I have to write same data to two separate data store. I am using PySpark foreachPartition to process data parallel, and using threads to write the data to two store in parallel.
df.foreachPartition(
self.manager.partition_funtion(arg1,arg2,..)
)
in Manager class
def partition_funtion(self,arg1, arg2, ...):
def process_rows(rows):
executor = concurrent.futures.ProcessPoolExecutor()
storage1 = executor.submit(upload_data, client1, rows)
storage2 = executor.submit(upload_data, client2, rows)
storage1.result()
storage1.result()
return process_rows
def upload_data(client, data):
client.upload(data)
Above approach with concurrent module results in error
File "/opt/amazon/spark/python/lib/pyspark.zip/pyspark/rdd.py", line 806, in foreachPartition
self.mapPartitions(func).count() # Force evaluation
File "/opt/amazon/spark/python/lib/pyspark.zip/pyspark/rdd.py", line 1055, in count
return self.mapPartitions(lambda i: [sum(1 for _ in i)]).sum()
File "/opt/amazon/spark/python/lib/pyspark.zip/pyspark/rdd.py", line 1046, in sum
return self.mapPartitions(lambda x: [sum(x)]).fold(0, operator.add)
File "/opt/amazon/spark/python/lib/pyspark.zip/pyspark/rdd.py", line 917, in fold
vals = self.mapPartitions(func).collect()
File "/opt/amazon/spark/python/lib/pyspark.zip/pyspark/rdd.py", line 816, in collect
sock_info = self.ctx._jvm.PythonRDD.collectAndServe(self._jrdd.rdd())
File "/opt/amazon/spark/python/lib/py4j-0.10.7-src.zip/py4j/java_gateway.py", line 1257, in __call__
answer, self.gateway_client, self.target_id, self.name)
File "/opt/amazon/spark/python/lib/pyspark.zip/pyspark/sql/utils.py", line 63, in deco
return f(*a, **kw)
File "/opt/amazon/spark/python/lib/py4j-0.10.7-src.zip/py4j/protocol.py", line 328, in get_return_value
format(target_id, ".", name), value)
py4j.protocol.Py4JJavaError: An error occurred while calling z:org.apache.spark.api.python.PythonRDD.collectAndServe.

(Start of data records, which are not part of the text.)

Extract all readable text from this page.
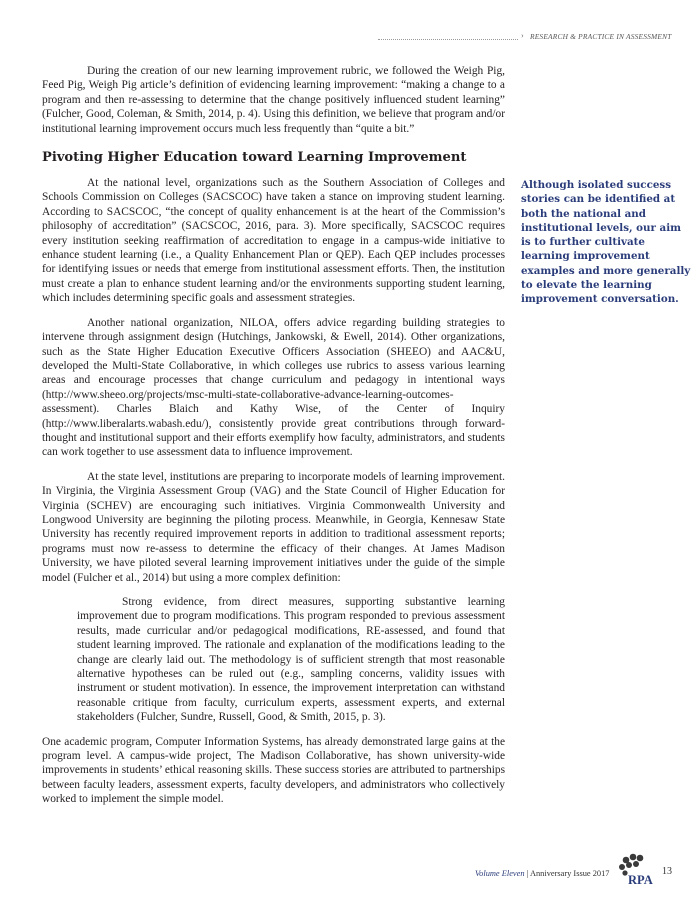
› RESEARCH & PRACTICE IN ASSESSMENT

During the creation of our new learning improvement rubric, we followed the Weigh Pig, Feed Pig, Weigh Pig article’s definition of evidencing learning improvement: “making a change to a program and then re-assessing to determine that the change positively influenced student learning” (Fulcher, Good, Coleman, & Smith, 2014, p. 4). Using this definition, we believe that program and/or institutional learning improvement occurs much less frequently than “quite a bit.”

Pivoting Higher Education toward Learning Improvement

At the national level, organizations such as the Southern Association of Colleges and Schools Commission on Colleges (SACSCOC) have taken a stance on improving student learning. According to SACSCOC, “the concept of quality enhancement is at the heart of the Commission’s philosophy of accreditation” (SACSCOC, 2016, para. 3). More specifically, SACSCOC requires every institution seeking reaffirmation of accreditation to engage in a campus-wide initiative to enhance student learning (i.e., a Quality Enhancement Plan or QEP). Each QEP includes processes for identifying issues or needs that emerge from institutional assessment efforts. Then, the institution must create a plan to enhance student learning and/or the environments supporting student learning, which includes determining specific goals and assessment strategies.

Another national organization, NILOA, offers advice regarding building strategies to intervene through assignment design (Hutchings, Jankowski, & Ewell, 2014). Other organizations, such as the State Higher Education Executive Officers Association (SHEEO) and AAC&U, developed the Multi-State Collaborative, in which colleges use rubrics to assess various learning areas and encourage processes that change curriculum and pedagogy in intentional ways (http://www.sheeo.org/projects/msc-multi-state-collaborative-advance-learning-outcomes-assessment). Charles Blaich and Kathy Wise, of the Center of Inquiry (http://www.liberalarts.wabash.edu/), consistently provide great contributions through forward-thought and institutional support and their efforts exemplify how faculty, administrators, and students can work together to use assessment data to influence improvement.

At the state level, institutions are preparing to incorporate models of learning improvement. In Virginia, the Virginia Assessment Group (VAG) and the State Council of Higher Education for Virginia (SCHEV) are encouraging such initiatives. Virginia Commonwealth University and Longwood University are beginning the piloting process. Meanwhile, in Georgia, Kennesaw State University has recently required improvement reports in addition to traditional assessment reports; programs must now re-assess to determine the efficacy of their changes. At James Madison University, we have piloted several learning improvement initiatives under the guide of the simple model (Fulcher et al., 2014) but using a more complex definition:

Strong evidence, from direct measures, supporting substantive learning improvement due to program modifications. This program responded to previous assessment results, made curricular and/or pedagogical modifications, RE-assessed, and found that student learning improved. The rationale and explanation of the modifications leading to the change are clearly laid out. The methodology is of sufficient strength that most reasonable alternative hypotheses can be ruled out (e.g., sampling concerns, validity issues with instrument or student motivation). In essence, the improvement interpretation can withstand reasonable critique from faculty, curriculum experts, assessment experts, and external stakeholders (Fulcher, Sundre, Russell, Good, & Smith, 2015, p. 3).

One academic program, Computer Information Systems, has already demonstrated large gains at the program level. A campus-wide project, The Madison Collaborative, has shown university-wide improvements in students’ ethical reasoning skills. These success stories are attributed to partnerships between faculty leaders, assessment experts, faculty developers, and administrators who collectively worked to implement the simple model.

Although isolated success stories can be identified at both the national and institutional levels, our aim is to further cultivate learning improvement examples and more generally to elevate the learning improvement conversation.
Volume Eleven | Anniversary Issue 2017 RPA
13
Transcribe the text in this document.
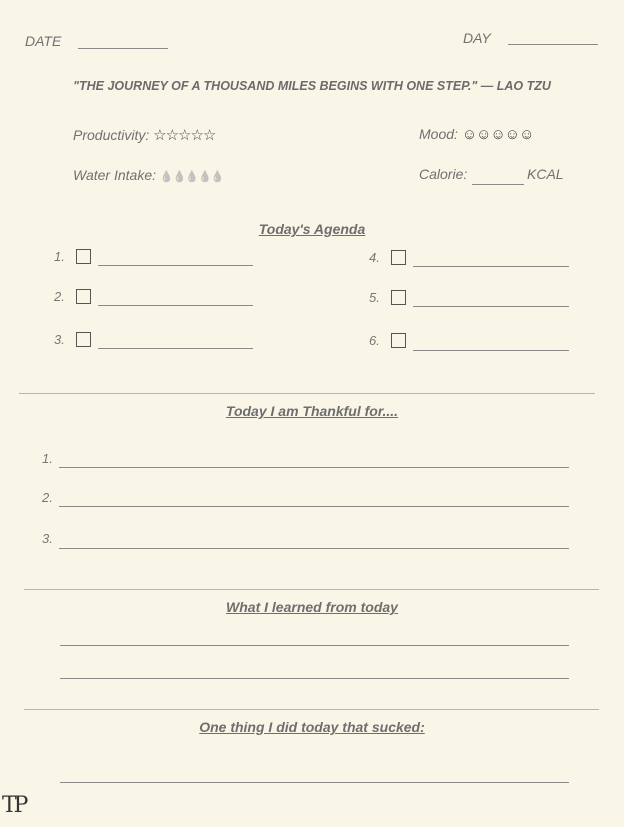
DATE	DAY
"THE JOURNEY OF A THOUSAND MILES BEGINS WITH ONE STEP." — LAO TZU
Productivity: ☆☆☆☆☆	Mood: ☺☺☺☺☺
Water Intake: 💧💧💧💧💧	Calorie:	KCAL
Today's Agenda
1.
2.
3.
4.
5.
6.
Today I am Thankful for....
1.
2.
3.
What I learned from today
One thing I did today that sucked:
TP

: org.apache.spark.SparkException: Job aborted due to stage failure: Task 1 in stage 4.0 failed 4 times, most recent failure: Lost task 1.3 in stage 4.0 (TID 13, 10.0.36.127, executor 7): org.apache.spark.api.python.PythonException: concurrent.futures.process._RemoteTraceback:
"""
Traceback (most recent call last):
File "/usr/lib64/python3.7/multiprocessing/queues.py", line 236, in _feed
obj = _ForkingPickler.dumps(obj)
File "/usr/lib64/python3.7/multiprocessing/reduction.py", line 51, in dumps
cls(buf, protocol).dump(obj)
TypeError: can't pickle _thread.lock objects
If I use Thread library it runs infinitely, I also used Process lib as well.
Do should be the right way to implement this?
Do should be the right way to implement this?